Known as the “Res Probe,” this novel seafloor instrument is designed to go inside the “throats” of high-temperature (>400°C) black smoker chimneys to measure the resistivity and temperature of the hydrothermal vent fluids. Resistivity is an analogue for chlorinity, measuring the “saltiness” of the vent fluids. Some structures at Axial Seamount emit boiling fluids, as reflected by their high temperature and low chlorinity. They also have very low pH (~1.0, lower than battery acid), which makes long-term measurements very challenging. The white wrapping around the cable, seen in the image above, prevents overheating of the cable from the surrounding hydrothermal fluids, should a change in venting sites occur over the duration of the deployment.

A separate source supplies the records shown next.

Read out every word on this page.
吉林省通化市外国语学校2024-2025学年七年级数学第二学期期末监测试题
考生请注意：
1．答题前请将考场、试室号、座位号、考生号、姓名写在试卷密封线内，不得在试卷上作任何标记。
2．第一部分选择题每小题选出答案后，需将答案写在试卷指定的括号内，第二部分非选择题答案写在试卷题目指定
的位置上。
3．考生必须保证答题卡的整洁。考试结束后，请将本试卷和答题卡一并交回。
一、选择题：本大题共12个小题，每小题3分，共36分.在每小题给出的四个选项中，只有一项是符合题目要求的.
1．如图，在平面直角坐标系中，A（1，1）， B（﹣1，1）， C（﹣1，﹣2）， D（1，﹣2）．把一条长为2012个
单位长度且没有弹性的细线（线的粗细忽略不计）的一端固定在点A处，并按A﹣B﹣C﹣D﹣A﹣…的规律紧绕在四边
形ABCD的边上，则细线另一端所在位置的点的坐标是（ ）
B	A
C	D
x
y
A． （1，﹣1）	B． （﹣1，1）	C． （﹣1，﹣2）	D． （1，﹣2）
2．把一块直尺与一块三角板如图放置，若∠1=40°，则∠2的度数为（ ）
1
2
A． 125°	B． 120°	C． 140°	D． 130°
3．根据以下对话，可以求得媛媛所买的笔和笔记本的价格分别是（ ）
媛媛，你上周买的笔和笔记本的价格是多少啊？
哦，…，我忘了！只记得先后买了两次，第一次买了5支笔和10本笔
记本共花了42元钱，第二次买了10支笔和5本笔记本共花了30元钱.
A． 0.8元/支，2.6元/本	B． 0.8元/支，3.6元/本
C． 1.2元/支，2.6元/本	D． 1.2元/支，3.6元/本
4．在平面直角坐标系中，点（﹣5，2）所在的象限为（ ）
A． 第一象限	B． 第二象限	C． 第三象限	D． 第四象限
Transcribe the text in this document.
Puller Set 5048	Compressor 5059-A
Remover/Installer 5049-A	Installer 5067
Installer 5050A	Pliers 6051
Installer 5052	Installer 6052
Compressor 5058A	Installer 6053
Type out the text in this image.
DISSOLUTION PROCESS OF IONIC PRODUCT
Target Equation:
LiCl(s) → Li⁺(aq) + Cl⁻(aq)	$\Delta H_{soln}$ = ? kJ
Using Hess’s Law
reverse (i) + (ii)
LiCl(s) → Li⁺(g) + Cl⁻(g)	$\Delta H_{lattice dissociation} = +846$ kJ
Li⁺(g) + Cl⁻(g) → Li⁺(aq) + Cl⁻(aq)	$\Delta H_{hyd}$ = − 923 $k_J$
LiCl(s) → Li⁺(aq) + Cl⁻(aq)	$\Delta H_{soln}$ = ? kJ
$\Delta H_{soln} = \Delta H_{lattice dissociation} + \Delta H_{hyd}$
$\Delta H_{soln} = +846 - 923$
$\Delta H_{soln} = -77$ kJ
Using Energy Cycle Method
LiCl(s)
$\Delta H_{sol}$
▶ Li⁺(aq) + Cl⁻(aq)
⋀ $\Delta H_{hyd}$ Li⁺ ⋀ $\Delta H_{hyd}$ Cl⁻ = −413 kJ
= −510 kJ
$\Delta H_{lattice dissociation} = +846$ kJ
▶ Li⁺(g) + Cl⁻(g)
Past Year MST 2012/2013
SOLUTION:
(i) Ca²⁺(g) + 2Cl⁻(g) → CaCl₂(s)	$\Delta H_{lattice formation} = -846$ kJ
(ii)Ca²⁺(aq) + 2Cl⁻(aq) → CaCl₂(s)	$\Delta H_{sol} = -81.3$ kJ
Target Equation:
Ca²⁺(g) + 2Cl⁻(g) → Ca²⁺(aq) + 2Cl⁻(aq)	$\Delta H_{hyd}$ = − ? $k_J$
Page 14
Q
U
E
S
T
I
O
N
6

The Res Probe was developed by Dr. Marv Lilley at the University of Washington. The cabled version of the Res Probe has been installed on Axial Seamount since 2014 at the Escargot sulfide structure (so named because the morphology of the chimney is reminiscent of a snail) as part of the International District Hydrothermal Field instrumentation. In 2014, UW student Gina Hanson produced a video about this instrument (“Measuring Boiling Fluids On the Seafloor”) that can be accessed here.
A similar instrument has been installed at a vent (Grotto) in the Main Endeavour hydrothermal field for over a year, as part of the Ocean Networks Canada cabled array.